Hotel Inferno is like a cross between Hardcore Henry, Doom/Painkiller, Smokin' Aces (but in reverse (imagine it as Buddy Israel trying to escape from the penthouse and going through the hotel floor by floor engaging in CQC with the hitters contracted to kill him, instead of the hitters trying to infiltrate the hotel floor by floor to make it to the top to kill Buddy Israel)), Dante's Inferno, Grotesque, and the Japanese Guinea Pig/American Guinea Pig series.

There's an absurd amount of blood, gore, viscera and violence. Much of the violence is very obviously digitally edited, but there's also a bucket load of practical FX which are actually quite impressive compared to a lot of the type of ridiculous stuff you often find in most 'transgressive' cinema movies like Visceral, ReGOREgitated Sacrifice, Serbian Film, August Underground,Todesking, Schramm, Necromantik, Begotten, films by Marian Dora, et al. etcetera etcetera. Unlike those previous movies though, Hotel Inferno has a very video game-like presentation, execution, and narrative. It's all done entirely in the first person like Doom, Painkiller, Agony or even the Outlast games, and much like those various titles it's about a person engaging hordes of hitmen/grunts/demonic entities/zombies/monsters/eldritch terrors and trying to survive them as said person makes their way out of the hotel they find themselves trapped in after a contract doesn't go at all as initially planned.

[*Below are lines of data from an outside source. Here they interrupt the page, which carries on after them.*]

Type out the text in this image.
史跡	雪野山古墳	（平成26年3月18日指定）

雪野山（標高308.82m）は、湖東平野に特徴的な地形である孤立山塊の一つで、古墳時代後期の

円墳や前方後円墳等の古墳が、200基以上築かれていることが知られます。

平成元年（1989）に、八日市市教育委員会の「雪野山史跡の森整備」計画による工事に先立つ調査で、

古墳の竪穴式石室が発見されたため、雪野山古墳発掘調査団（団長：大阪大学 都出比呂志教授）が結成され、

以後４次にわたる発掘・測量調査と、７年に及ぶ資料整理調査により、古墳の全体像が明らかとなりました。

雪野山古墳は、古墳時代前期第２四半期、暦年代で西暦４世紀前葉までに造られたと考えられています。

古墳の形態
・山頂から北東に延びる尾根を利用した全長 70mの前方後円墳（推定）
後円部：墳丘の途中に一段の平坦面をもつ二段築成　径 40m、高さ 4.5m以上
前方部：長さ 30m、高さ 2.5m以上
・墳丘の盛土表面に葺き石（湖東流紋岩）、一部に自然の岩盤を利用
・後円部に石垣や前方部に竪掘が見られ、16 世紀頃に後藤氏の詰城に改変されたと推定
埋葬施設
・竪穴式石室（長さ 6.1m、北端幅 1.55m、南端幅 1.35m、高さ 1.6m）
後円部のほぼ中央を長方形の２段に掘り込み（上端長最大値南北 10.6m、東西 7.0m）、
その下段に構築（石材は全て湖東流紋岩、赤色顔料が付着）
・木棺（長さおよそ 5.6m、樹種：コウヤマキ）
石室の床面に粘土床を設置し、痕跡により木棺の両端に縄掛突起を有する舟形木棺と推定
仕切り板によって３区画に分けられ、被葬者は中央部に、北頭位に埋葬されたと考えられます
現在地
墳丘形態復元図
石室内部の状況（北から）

Despite the poor dialogue and bad accents, Hotel Inferno is an addictive watch because it shows a lot of great potential and much of the gore and effects are definitely adequate enough to sate any true gorehound's cinematic bloodlust. This is the type of bloodfest you invite your friends to watch with you, and unlike films like Visceral or Serbian Film where there's aberrant sexual behavior involved, you don't have to feel weird or awkward at what you're watching around other people. There's an excellent shotgun sequence at the 50-51 minute mark of the movie as well as a lore/exposition monologue in the 'Room of Flies' shortly after at the ~53 minute mark that are two of the most memorable parts of the film and will definitely have you and your peeps talking about them long after the movie is over.

6/10, looking forward to the sequel and honestly I'd like to see this same movie done by a studio with a bigger budget and a better script. It's definitely aching for that Triple AAA high-dollar indie treatment, and in the right hands this could be horrorcore's answer to everything Hardcore Henry failed to deliver (as dope as Hardcore Henry may be, i think most of us wish it was a tad more 'hardcore' and would live up to its titular adjective).